Le texte de Pierre Steiner "Philosophie, technologie et cognition : état des lieux et perspectives" paru dans la revue Intellectica en 2010 présente la thèse TAC qui structure une partie des recherches du laboratoire Costech de l'UTC.
J'ai choisi ici d'un faire une présentation fragmentaire pour permettre un accès plus rapide à cette thèse. Le texte complet peut être retrouvé en lisant les blocs repliés, ainsi qu'en marge de cette page. L'essentiel de cette présentation est constituée de copies brutes ou de reformulations légères du texte original ; pour ne pas alourdir la lecture j'ai choisi d’omettre les guillemets.

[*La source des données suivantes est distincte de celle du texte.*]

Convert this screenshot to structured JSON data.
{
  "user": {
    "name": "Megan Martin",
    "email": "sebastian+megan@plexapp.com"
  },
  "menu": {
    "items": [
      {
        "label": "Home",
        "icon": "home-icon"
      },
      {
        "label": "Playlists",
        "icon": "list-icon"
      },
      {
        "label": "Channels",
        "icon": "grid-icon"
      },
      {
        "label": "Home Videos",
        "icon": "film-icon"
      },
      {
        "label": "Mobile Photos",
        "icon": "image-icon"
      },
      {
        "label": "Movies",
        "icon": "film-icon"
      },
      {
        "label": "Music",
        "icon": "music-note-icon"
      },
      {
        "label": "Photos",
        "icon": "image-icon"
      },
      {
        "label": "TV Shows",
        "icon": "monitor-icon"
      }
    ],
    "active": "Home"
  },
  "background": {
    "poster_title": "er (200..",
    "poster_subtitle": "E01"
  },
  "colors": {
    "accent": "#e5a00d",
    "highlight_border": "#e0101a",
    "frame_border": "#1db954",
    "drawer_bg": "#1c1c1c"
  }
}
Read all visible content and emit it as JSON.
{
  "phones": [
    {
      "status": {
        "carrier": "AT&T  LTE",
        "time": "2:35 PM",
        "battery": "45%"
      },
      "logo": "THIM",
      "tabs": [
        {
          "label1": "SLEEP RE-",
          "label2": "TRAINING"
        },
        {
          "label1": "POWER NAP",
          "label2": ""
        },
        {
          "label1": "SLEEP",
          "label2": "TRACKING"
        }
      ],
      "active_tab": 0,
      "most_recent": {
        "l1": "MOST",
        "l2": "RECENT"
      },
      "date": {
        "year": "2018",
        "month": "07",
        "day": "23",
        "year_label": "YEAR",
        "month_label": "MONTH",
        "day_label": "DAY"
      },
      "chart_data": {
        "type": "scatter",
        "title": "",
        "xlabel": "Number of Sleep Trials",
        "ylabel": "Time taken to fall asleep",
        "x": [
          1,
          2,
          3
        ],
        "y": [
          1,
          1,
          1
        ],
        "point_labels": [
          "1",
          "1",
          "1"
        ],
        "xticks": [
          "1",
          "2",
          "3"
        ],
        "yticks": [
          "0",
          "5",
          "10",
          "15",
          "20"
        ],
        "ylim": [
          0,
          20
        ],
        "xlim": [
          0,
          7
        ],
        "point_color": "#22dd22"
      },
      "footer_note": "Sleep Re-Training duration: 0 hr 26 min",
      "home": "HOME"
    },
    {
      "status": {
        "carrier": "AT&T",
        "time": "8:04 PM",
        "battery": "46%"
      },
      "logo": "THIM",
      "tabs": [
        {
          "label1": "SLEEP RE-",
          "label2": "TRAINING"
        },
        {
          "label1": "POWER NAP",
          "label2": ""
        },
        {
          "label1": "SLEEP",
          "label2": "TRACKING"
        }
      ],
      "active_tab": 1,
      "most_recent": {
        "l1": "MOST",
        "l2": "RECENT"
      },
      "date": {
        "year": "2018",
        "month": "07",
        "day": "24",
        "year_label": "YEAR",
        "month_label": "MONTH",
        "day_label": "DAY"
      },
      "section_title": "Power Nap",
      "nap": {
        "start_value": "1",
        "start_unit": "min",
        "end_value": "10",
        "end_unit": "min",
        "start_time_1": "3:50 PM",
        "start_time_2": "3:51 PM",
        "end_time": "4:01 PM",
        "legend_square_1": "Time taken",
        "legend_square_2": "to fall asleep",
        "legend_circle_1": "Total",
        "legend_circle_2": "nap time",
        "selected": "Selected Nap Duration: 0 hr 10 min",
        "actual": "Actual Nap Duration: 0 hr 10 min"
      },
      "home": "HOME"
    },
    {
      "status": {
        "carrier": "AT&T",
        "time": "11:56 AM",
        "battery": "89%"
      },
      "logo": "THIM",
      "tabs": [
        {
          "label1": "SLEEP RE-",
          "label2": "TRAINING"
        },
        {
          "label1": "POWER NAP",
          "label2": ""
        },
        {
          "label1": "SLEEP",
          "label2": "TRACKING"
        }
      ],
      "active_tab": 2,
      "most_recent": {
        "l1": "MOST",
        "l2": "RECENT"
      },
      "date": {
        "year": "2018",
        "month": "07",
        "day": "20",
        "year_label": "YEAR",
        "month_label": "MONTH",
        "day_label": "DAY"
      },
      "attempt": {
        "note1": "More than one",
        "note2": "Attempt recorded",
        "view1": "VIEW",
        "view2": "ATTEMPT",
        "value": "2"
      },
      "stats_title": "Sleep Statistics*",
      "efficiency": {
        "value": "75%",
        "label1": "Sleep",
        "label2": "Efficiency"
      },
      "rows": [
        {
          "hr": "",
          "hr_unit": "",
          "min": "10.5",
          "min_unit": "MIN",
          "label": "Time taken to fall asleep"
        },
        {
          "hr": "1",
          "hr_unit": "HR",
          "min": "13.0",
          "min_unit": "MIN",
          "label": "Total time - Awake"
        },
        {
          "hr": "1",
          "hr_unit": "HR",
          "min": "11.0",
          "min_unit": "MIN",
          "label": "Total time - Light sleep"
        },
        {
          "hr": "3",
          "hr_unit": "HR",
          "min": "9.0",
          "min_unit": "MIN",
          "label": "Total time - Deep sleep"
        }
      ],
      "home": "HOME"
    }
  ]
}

Les sélections, reformulations et commentaires n'engagent que moi, chacun pourra se référer au texte original pour passer outre la vulgarisation que j'en propose, avec son lot de simplifications et imperfections.
Je ne cite pas les auteurs (c'est souvent Simondon ou Leroi-Ghouran ou des auteurs s'en inspirant, tels que Xavier Guchet ou Bernard Stiegler) ; je n'ai pas moi-même lu la plupart des nombreuses références citées en fin de texte.
Les objets techniques sont le produit d'une évolution autonome qui échappe à l'intention humaine
La technique n'est pas le produit de l'intelligence humaine, c'est elle qui rend possible l'intelligence humaine
Il n'y a pas d'humain sans technique
La technique n'est jamais « neutre »
L'intelligence humaine a toujours un substrat artificiel
La science est un produit de la technique
La machine est un individu technique
L'objectif de la thèse TAC est avant tout de redéfinir notre rapport aux objets techniques, en particulier dans le cadre de l'activité de l'ingénieur, et en particulier dans le contexte totalisant du numérique.
L'ingénieur doit se faire philosophe pour étudier les nouvelles des formes de couplage humain/technique, incluant une interrogation urgente sur le statut de l'objet technique numérique et de la cognition numériquement habilitée, et probablement une nouvelle réflexion sur le statut des machines dans nos activités et performances.
Nous ajoutons ici le lien avec le projet d'Aswemay :
développer une littératie technique (numérique) qui aide à comprendre les faits techniques pour les lire, les réécrire,
c'est à dire in fine, ne pas laisser le monde technique aux ingénieurs.
C'est la technique qui rend possible les formes les plus générales de l'activité cognitive humaine.
L'intelligence humaine a un caractère artificiel qui trouve son origine dans la technique.
Donc ce n'est pas simplement l'humain qui construit le technique, mais c'est tout autant le technique qui construit l'humain.
Il s'agit de se donner les moyens de comprendre comment les outils, les interfaces, les instruments, les organisations matérielles, les technologies et systèmes d'information et de communication que nous concevons, développons et utilisons peuvent affecter nos façons de percevoir, de mémoriser, de raisonner, de définir des valeurs, des appartenances, des désirs, et des identités, mais aussi nos modes de rencontre, nos modalités d'interaction et nos manières d'être et d'agir ensemble.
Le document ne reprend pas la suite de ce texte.